Bei 2003 Server & SharePoint Portal Server 2003 muss man den erst einmal zum Domänencontroller hochstufen vor der Installation. Wenn du das Benutzerhandbuch von Microsoft Press hast wird das da nicht drinne stehen.

Ich kam ohne Probleme auf die Zentraladministration...


MfG Radhad


----------



## Ralf Dillenburger (15. Juli 2004)

@Radhad: Das is Quatsch! Wenn der SharePoint Portal Server 2003 und der SQL Server 2000 SP3a auf dem gleichen Server laufen, muss dieser Server nicht mal Mitglied einer Domäne sein, dann kann man den SharePoint Portal Server 2003 auch in einer Arbeitsgruppe betreiben...


----------



## nova-x-force (15. Juli 2004)

also vorhanden ist 
windows 2003 server
sharepoint portal server 2003
sharepoint services 2003
sql server 2000(wenn ich den brauche)



Bei 2003 Server & SharePoint Portal Server 2003 muss man den erst einmal zum Domänencontroller hochstufen vor der Installation.
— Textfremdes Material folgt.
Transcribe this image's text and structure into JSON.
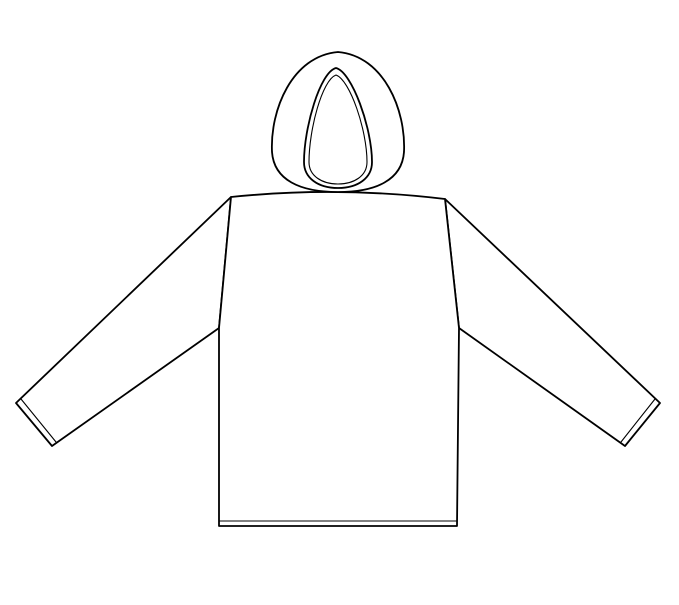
{
  "figure": {
    "subject": "hoodie-back-flat-sketch",
    "line_color": "#000000",
    "fill_color": "#ffffff",
    "background": "#ffffff"
  }
}
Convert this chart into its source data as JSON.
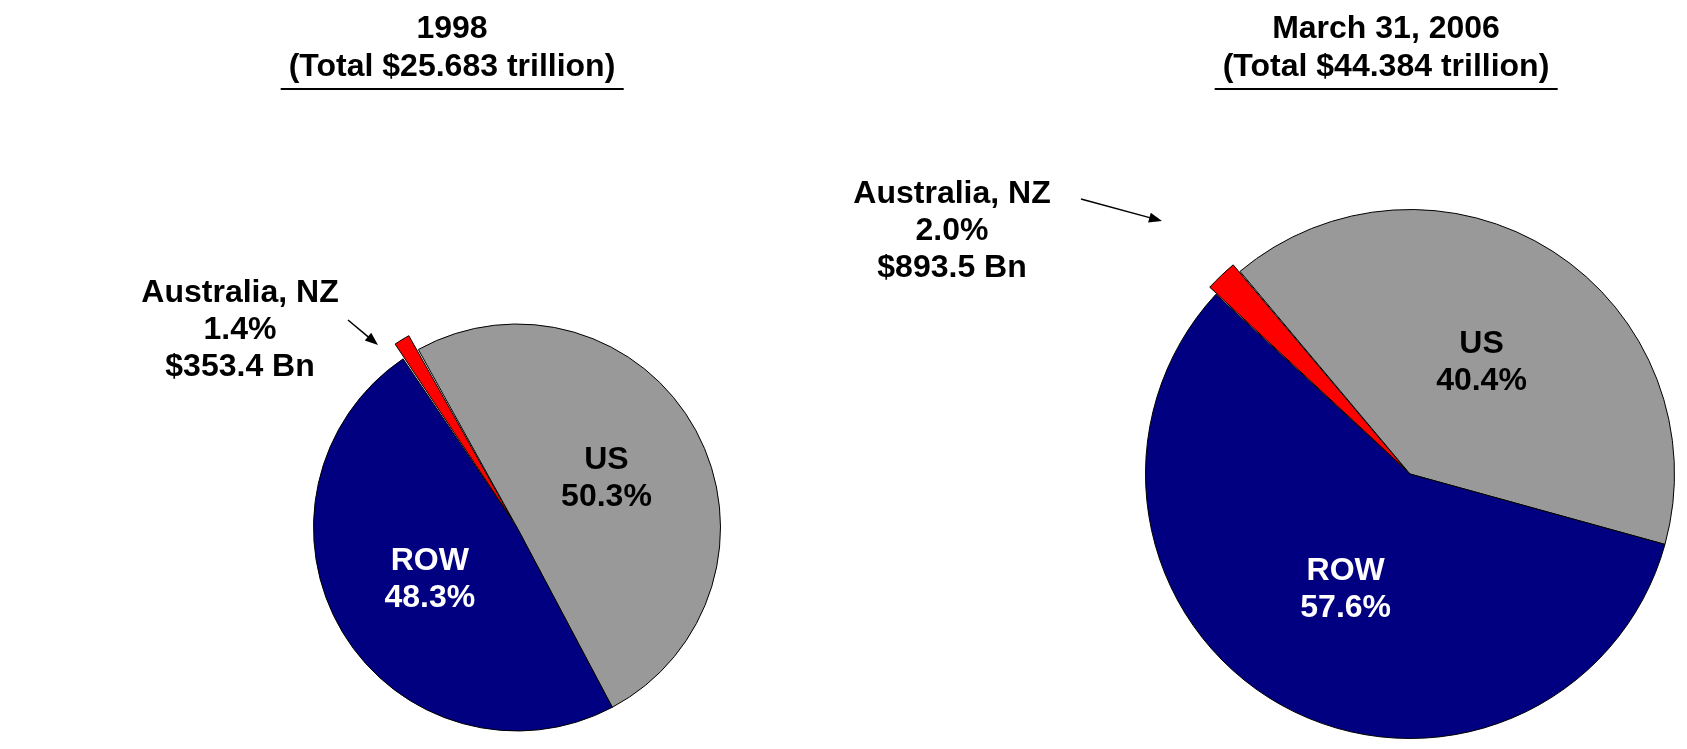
{
  "chart_data": [
    {
      "type": "pie",
      "title": "1998",
      "subtitle": "(Total $25.683 trillion)",
      "categories": [
        "US",
        "ROW",
        "Australia, NZ"
      ],
      "values": [
        50.3,
        48.3,
        1.4
      ],
      "colors": [
        "#999999",
        "#000080",
        "#ff0000"
      ],
      "value_labels": [
        "50.3%",
        "48.3%",
        "1.4%\n$353.4 Bn"
      ]
    },
    {
      "type": "pie",
      "title": "March 31, 2006",
      "subtitle": "(Total $44.384 trillion)",
      "categories": [
        "US",
        "ROW",
        "Australia, NZ"
      ],
      "values": [
        40.4,
        57.6,
        2.0
      ],
      "colors": [
        "#999999",
        "#000080",
        "#ff0000"
      ],
      "value_labels": [
        "40.4%",
        "57.6%",
        "2.0%\n$893.5 Bn"
      ]
    }
  ]
}
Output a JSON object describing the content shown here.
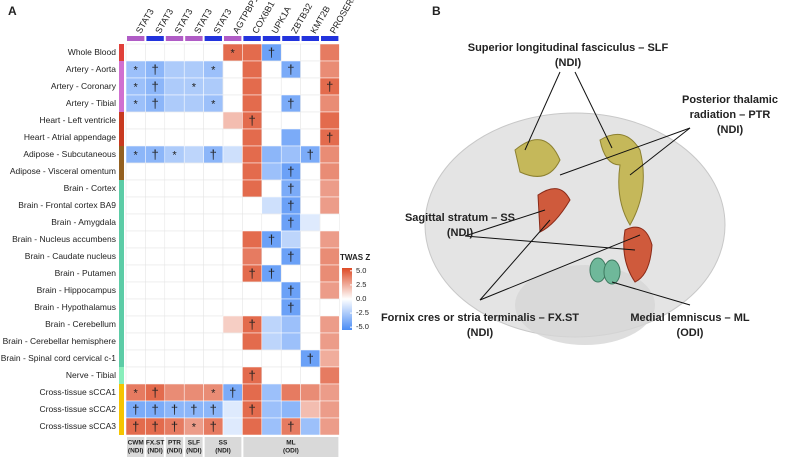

Wenn du das Benutzerhandbuch von Microsoft Press hast wird das da nicht drinne stehen.

nein das benutzerhandbuch hab ich nicht zu verfügung


----------



## Radhad (15. Juli 2004)

@Ralf: bei mir hat der während der nach der Installation gemeckert mit den Usern, mit dem Active Directory war es dann kein Problem mehr.

Müsstest du nicht zur Konfiguration auf Start -> Programme -> Verwaltung -> SharePoint Zentraladministration gehen?


MfG Radhad


----------



## nova-x-force (15. Juli 2004)

genau da war ich grade da kommt der internet explorer und sagt "seite nicht gefunden"


----------



## Ralf Dillenburger (15. Juli 2004)

Das Problem hatte ich auch, hab dann das ganze nochmal komplett neu installiert, und seitdem läuft das ganze einwandfrei.

Mein Testsystem besteht aus einem Windows 2003 Server Standard, dem SQL Server 2000 SP 3a und dem MS Office SharePoint Portal Server 2003, momentan ist alles lokal auf einem Rechner installiert. Der Rechner befindet sich in einer Arbeitsgruppe.

@ nova-x-force: Hast du das Ganze in folgender Reihenfolge installiert?

1. Win2003 Server

2. Den Server zum Anwendungsserver machen (ASP installieren)

3. SQL Server 2000 installieren

4. SQL Server 2000 SP 3a installieren

5. SharePoint Portal Server installieren


----------



## nova-x-force (15. Juli 2004)

ich probiers nochmal aus hab aber grade den rechner nicht zur hand naja vielen dank  ich versuchst morgen nochmal


----------



## nova-x-force (16. Juli 2004)

in der hilfe datei steht irgentwas von virtuel pc bracuh ich das oder kann ich das weglassen?


----------



## Ralf Dillenburger (16. Juli 2004)

Ne, Virtual PC ist ein Programm, mit dem du virtuelle PCs laufen lassen kannst. Hiermit könntest du deinen SHarePoint Portal Server in einer virtuellen Maschine installieren, um zu verhindern, dass du evtl. dein eigentliches System zerlegst. 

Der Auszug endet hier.